PRAGA DE NORTE-MINEIRO

Para todos aqueles que nos proporcionaram e contribuíram para a sublime
desventura e vergonha de chegarmos a este ponto, de ter que nos sujeitarmos
ao pagamento de um espúrio pedágio para ir além dessa placa , nesta outrora
linda estrada asfaltada (que já foi nosso orgulho) conseguida a duras penas
e pedida até em versos pela nossa fina flor musical...

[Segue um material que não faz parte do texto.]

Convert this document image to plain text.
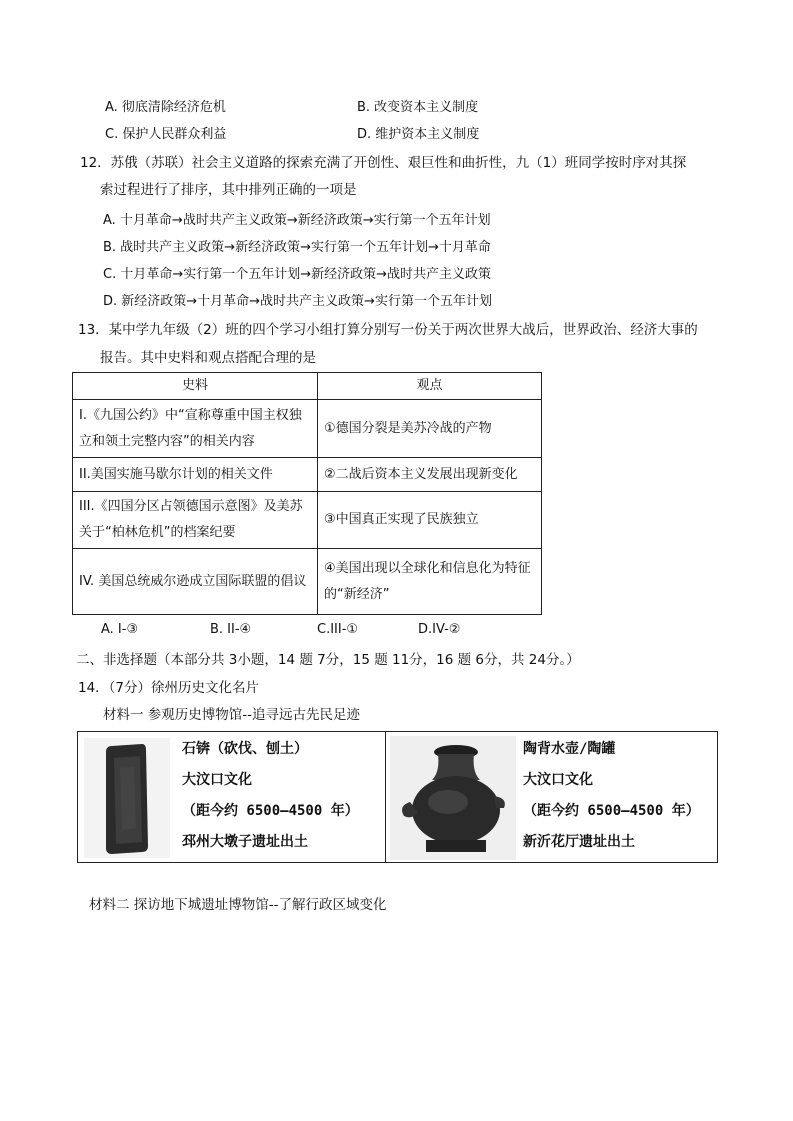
A. 彻底清除经济危机	B. 改变资本主义制度
C. 保护人民群众利益	D. 维护资本主义制度
12．苏俄（苏联）社会主义道路的探索充满了开创性、艰巨性和曲折性，九（1）班同学按时序对其探
索过程进行了排序，其中排列正确的一项是
A. 十月革命→战时共产主义政策→新经济政策→实行第一个五年计划
B. 战时共产主义政策→新经济政策→实行第一个五年计划→十月革命
C. 十月革命→实行第一个五年计划→新经济政策→战时共产主义政策
D. 新经济政策→十月革命→战时共产主义政策→实行第一个五年计划
13．某中学九年级（2）班的四个学习小组打算分别写一份关于两次世界大战后，世界政治、经济大事的
报告。其中史料和观点搭配合理的是
史料	观点
I.《九国公约》中“宣称尊重中国主权独立和领土完整内容”的相关内容	①德国分裂是美苏冷战的产物
II.美国实施马歇尔计划的相关文件	②二战后资本主义发展出现新变化
III.《四国分区占领德国示意图》及美苏关于“柏林危机”的档案纪要	③中国真正实现了民族独立
IV. 美国总统威尔逊成立国际联盟的倡议	④美国出现以全球化和信息化为特征的“新经济”
A. I-③	B. II-④	C.III-①	D.IV-②
二、非选择题（本部分共 3小题，14 题 7分，15 题 11分，16 题 6分，共 24分。）
14．（7分）徐州历史文化名片
材料一 参观历史博物馆--追寻远古先民足迹
石锛（砍伐、刨土）
大汶口文化
（距今约 6500—4500 年）
邳州大墩子遗址出土
陶背水壶/陶罐
大汶口文化
（距今约 6500—4500 年）
新沂花厅遗址出土
材料二 探访地下城遗址博物馆--了解行政区域变化
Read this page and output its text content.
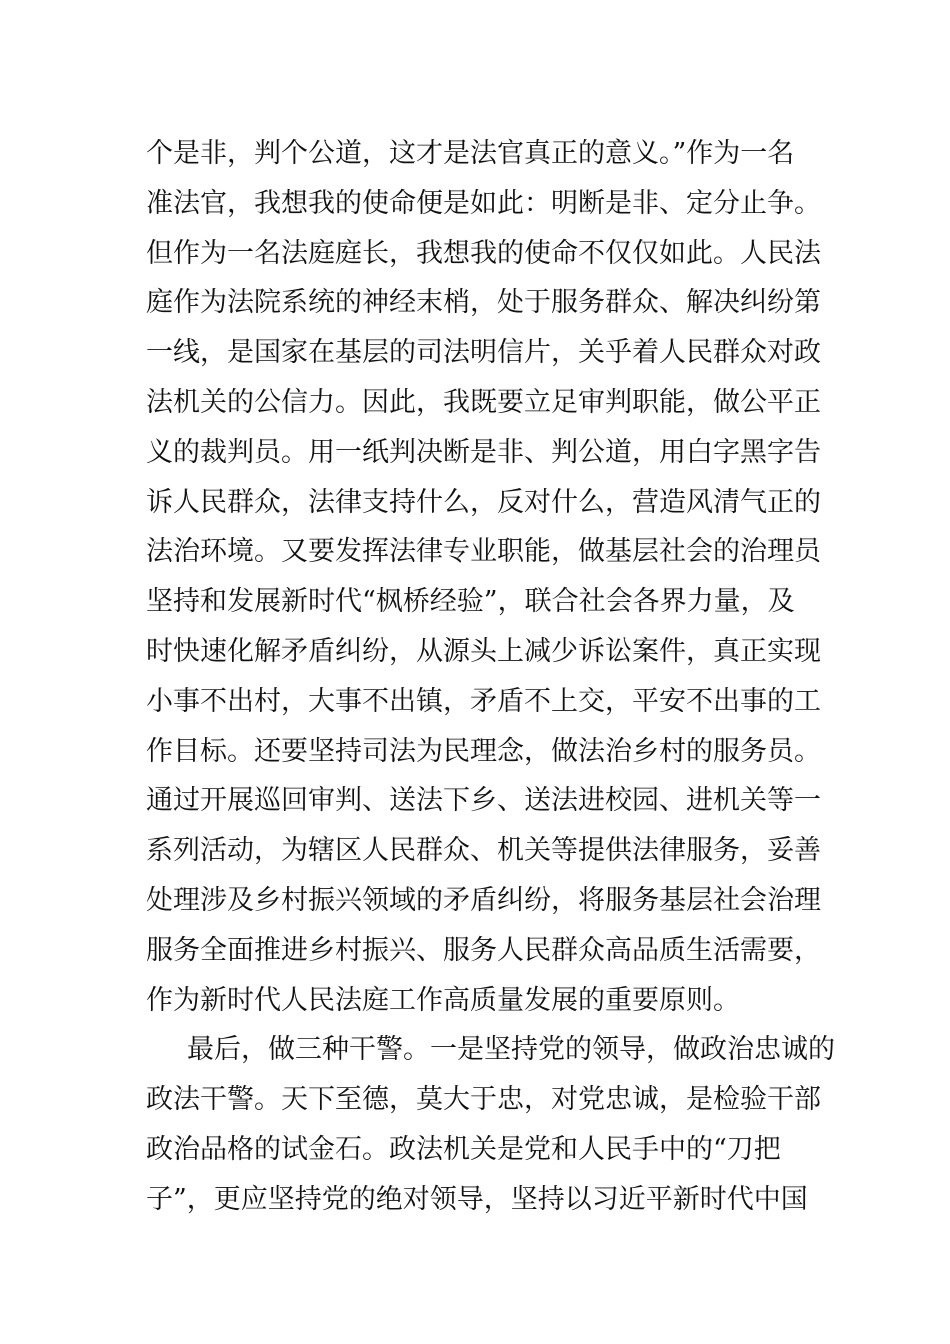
个是非，判个公道，这才是法官真正的意义。”作为一名
准法官，我想我的使命便是如此：明断是非、定分止争。
但作为一名法庭庭长，我想我的使命不仅仅如此。人民法
庭作为法院系统的神经末梢，处于服务群众、解决纠纷第
一线，是国家在基层的司法明信片，关乎着人民群众对政
法机关的公信力。因此，我既要立足审判职能，做公平正
义的裁判员。用一纸判决断是非、判公道，用白字黑字告
诉人民群众，法律支持什么，反对什么，营造风清气正的
法治环境。又要发挥法律专业职能，做基层社会的治理员
坚持和发展新时代“枫桥经验”，联合社会各界力量，及
时快速化解矛盾纠纷，从源头上减少诉讼案件，真正实现
小事不出村，大事不出镇，矛盾不上交，平安不出事的工
作目标。还要坚持司法为民理念，做法治乡村的服务员。
通过开展巡回审判、送法下乡、送法进校园、进机关等一
系列活动，为辖区人民群众、机关等提供法律服务，妥善
处理涉及乡村振兴领域的矛盾纠纷，将服务基层社会治理
服务全面推进乡村振兴、服务人民群众高品质生活需要，
作为新时代人民法庭工作高质量发展的重要原则。
最后，做三种干警。一是坚持党的领导，做政治忠诚的
政法干警。天下至德，莫大于忠，对党忠诚，是检验干部
政治品格的试金石。政法机关是党和人民手中的“刀把
子”，更应坚持党的绝对领导，坚持以习近平新时代中国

...Para todos esses que esconderam e desviaram as verbas de
manutenção/conservação da nossa estrada, agindo tal e como desequilibradas -
e foras de moda - primas donas , em longas e particulares saias-justas de
prejuízo completo ao bem público de nossa comunidade norte- mineira...

...Para todos eles, que o povo sabe muito bem quem são : eu, modesto
escrevinhador deste Mural, vendo impedido - não pelos ínfimos dez contos em
si, mas pela simbologia histórica que representa - o meu livre caminhar, o
meu ir e vir normal de toda a vida para a minha terra, para o meu sagrado
canto no mundo, que eu tanto amo;

Para aqueles, para esses e para eles, eu dedico estas palavras de Dante
Alighieri ( e o lugar também ), da sua imortal obra "A Divina Comédia":

"CANTO XXI -Vala dos corruptos - Malebranche (demônios)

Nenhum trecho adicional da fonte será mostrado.